The GAO report says nearly $20 million was paid out to some 7,000 people who claimed their property was damaged by first Hurricane Katrina and then again by Hurricane Rita, which followed on the heels of the more powerful storm.

Some may in fact have been damaged by both storms, but the GAO says FEMA didn't have proper checks in place to flag duplicate claims.

FEMA also paid out nearly $3 million to more than 500 foreign exchange students. In several cases, the students actually informed FEMA of their international student status, and still received payments.

The GAO says rental aid was given to more than 8,000 storm victims who were already living rent-free in FEMA-provided trailers.

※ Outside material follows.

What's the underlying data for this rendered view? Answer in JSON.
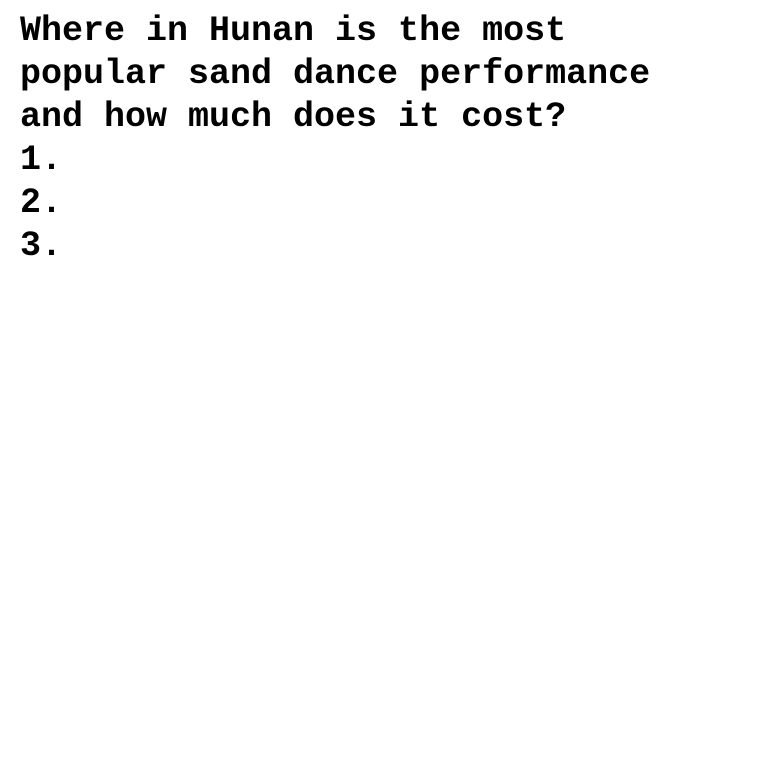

In another case, FEMA provided free apartments to 10 individuals in Plano, Texas, while still sending them $46,000 to cover their own housing expenses.

At a Senate hearing to discuss the report's findings, Sen. Susan Collins (R-ME), chairwoman of the Homeland Security Committee, said a weaker-than-expected 2006 hurricane season has given the government the "luxury of time" to get disaster aid right.

"FEMA has yet to strike a proper balance between expedited assistance and good stewardship of taxpayers' funds. Current practices invite and enable fraud, harming the very people the program is designed to help," Collins said.

The ranking Democrat on the committee, Sen. Joseph Lieberman of Connecticut, said in some cases, people didn't intend to defraud the government.

"Some ineligible people who had no intent of gaming the government, but thought they might be eligible for assistance were granted payments, even though FEMA should have known they were not eligible and should have explained to them they were not eligible," Lieberman said.

Last week, a federal judge ordered FEMA to resume making housing assistance payments to thousands of Katrina evacuees after determining the government had botched the way it notified victims they weren't eligible to receive long-term housing aid. On Tuesday, the government appealed that ruling.

"Apparently FEMA doled out millions of dollars to people who did not deserve it and then denied assistance to many people with potentially legitimate needs without properly documenting why, making it difficult for applicants to appeal FEMA's decisions," Lieberman said.

GAO investigator Gregory Kutz told senators at the hearing that FEMA has recovered less than 1 percent of at least $1 billion wasted on fraudulent or unjustified claims. He described FEMA's approach as "shooting money out the door" and then trying to recoup it later and said only pennies on the dollars are typically recovered that way.

"I hope FEMA has learned the costly lesson," Kutz said.